Brazilian Foreign Policy and Venezuela

Former Brazilian President Fernando Henrique Cardoso wrote an op-ed about Venezuela (h/t Vinod Sreeharsha, a U.S. reporter in Brazil).

He argues that Donald Trump's basic goal is a unilateral global system dominated by the United States. That, he says, is not in Brazil's interest to support, especially because Trump will only be in the White House so long. It's bad for Brazil's image. That brings him to Venezuela, where he says Itamaraty needs to more forcefully reject U.S. policy:

Apoiar a oposição venezuelana é uma coisa. Imaginar que se deva fazer o que foi feito na Líbia, pensando que forças externas podem reconstruir a democracia no país, é ignorar os fatos. Os desatinos verbais têm sido de tal ordem que resta o consolo de ver os militares recordarem que temos uma tradição de altanaria e soberania a respeitar, soberania nossa e dos demais países. 
Bom mesmo seria ver o Itamaraty voltar a ser coerente com sua tradição: ressaltar e criticar o autoritarismo predominante na Venezuela, apoiar a oposição, dar acolhida às vítimas do arbítrio do atual governo e manter acesa a chama democrática.
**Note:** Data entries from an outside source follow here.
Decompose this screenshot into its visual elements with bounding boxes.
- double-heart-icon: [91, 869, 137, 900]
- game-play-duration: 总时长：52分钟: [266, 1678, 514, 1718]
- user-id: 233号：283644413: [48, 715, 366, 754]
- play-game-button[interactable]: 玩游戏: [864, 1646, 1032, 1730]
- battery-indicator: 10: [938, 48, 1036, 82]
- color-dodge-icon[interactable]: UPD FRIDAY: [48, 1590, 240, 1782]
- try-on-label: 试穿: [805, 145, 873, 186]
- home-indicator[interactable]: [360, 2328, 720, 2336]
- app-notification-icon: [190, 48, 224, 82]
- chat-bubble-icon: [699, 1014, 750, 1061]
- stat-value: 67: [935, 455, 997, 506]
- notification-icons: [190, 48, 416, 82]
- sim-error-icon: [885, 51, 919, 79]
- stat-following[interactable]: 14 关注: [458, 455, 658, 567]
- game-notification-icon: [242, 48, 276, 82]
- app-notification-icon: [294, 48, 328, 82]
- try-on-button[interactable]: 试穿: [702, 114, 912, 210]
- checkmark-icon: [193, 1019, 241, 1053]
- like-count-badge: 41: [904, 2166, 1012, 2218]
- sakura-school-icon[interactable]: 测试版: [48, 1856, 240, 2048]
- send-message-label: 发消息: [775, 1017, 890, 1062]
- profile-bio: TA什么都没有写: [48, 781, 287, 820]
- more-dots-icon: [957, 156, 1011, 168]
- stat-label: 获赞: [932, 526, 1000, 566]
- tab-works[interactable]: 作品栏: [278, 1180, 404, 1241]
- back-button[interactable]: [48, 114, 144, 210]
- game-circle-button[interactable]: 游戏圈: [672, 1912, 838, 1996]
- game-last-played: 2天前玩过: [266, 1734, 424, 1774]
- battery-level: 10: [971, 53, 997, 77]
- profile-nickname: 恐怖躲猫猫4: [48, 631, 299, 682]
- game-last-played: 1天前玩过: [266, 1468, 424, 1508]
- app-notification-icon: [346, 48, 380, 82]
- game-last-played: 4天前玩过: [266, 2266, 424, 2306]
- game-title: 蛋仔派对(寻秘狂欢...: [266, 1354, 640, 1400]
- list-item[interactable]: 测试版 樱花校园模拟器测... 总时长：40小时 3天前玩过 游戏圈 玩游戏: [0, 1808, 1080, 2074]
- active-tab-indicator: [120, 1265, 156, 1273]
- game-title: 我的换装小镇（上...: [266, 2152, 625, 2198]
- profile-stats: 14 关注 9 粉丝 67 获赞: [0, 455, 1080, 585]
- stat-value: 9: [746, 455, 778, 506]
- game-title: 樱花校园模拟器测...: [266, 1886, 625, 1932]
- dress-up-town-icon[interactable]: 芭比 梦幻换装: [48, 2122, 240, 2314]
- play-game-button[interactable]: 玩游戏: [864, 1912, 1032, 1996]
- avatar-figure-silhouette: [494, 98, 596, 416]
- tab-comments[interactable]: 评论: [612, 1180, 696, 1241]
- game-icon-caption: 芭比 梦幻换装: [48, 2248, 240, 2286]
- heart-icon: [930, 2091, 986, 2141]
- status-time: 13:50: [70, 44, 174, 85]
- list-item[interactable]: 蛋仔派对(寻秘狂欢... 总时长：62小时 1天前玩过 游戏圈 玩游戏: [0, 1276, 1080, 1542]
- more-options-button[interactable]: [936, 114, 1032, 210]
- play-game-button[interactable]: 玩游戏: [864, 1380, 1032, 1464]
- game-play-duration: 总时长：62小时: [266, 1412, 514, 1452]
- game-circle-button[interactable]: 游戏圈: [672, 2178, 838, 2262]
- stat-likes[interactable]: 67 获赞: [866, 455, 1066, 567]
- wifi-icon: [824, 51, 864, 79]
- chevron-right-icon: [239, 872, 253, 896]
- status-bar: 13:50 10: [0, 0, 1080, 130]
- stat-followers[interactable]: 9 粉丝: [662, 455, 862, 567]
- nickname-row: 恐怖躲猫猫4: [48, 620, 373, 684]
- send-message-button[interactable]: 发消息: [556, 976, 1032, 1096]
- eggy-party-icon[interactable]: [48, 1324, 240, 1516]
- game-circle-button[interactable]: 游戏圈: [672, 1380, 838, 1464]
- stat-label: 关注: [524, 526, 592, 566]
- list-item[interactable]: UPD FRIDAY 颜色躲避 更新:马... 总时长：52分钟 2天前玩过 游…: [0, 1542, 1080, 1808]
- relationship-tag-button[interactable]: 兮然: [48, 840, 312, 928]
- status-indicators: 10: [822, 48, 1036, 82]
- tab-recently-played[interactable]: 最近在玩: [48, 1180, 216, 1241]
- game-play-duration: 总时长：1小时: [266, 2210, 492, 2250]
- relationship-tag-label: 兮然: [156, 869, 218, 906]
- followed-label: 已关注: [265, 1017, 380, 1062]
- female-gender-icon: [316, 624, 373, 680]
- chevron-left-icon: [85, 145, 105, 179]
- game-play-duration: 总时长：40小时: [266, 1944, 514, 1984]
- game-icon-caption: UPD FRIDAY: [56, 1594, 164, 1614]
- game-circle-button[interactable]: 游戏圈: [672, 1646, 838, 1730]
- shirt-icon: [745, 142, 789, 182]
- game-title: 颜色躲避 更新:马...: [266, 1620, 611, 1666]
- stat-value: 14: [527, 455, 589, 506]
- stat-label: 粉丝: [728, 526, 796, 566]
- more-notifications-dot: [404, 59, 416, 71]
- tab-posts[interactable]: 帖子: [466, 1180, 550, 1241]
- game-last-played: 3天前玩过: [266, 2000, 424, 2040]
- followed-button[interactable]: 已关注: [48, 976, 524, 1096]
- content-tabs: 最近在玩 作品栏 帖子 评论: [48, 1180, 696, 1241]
Abrir espaço para que terceiros países, mormente distantes da América do Sul, queiram resolver o drama político pela força não nos convém e fere nossas melhores tradições de atuação internacional.
Here is your basic Google Translate of it:
 Supporting the Venezuelan opposition is one thing. To imagine that one should do what has been done in Libya, thinking that external forces can rebuild democracy in the country, is to ignore the facts. The verbal nonsense has been such that there is the consolation of seeing the military remember that we have a tradition of haughtiness and sovereignty to respect, our sovereignty and the other countries. 
It would be good to see Itamaraty again consistent with its tradition: to emphasize and criticize the predominant authoritarianism in Venezuela, to support the opposition, to welcome the victims of the will of the current government and to keep the democratic flame burning. To open space for third countries, which are far from South America, to resolve the political drama by force, does not suit us and hurts our best traditions of international action.
Indeed, Brazil's traditional foreign policy is regional with a global look that has varied from president to president (with Lula it was very strong, less so with Dilma). The UN was a place for Brazil to make its mark, not fodder for empty globalist conspiracy theories. Under Bolsonaro, Brazil has no foreign policy identity beyond following Trump. In January I wrote about how Brazil would at any other time be taking a lead role to address the Venezuelan crisis, but now Bolsonaro is passive, almost subservient. FHC sees this as a problem for Brazil. At a minimum, it doesn't seem to advance Brazilian interests.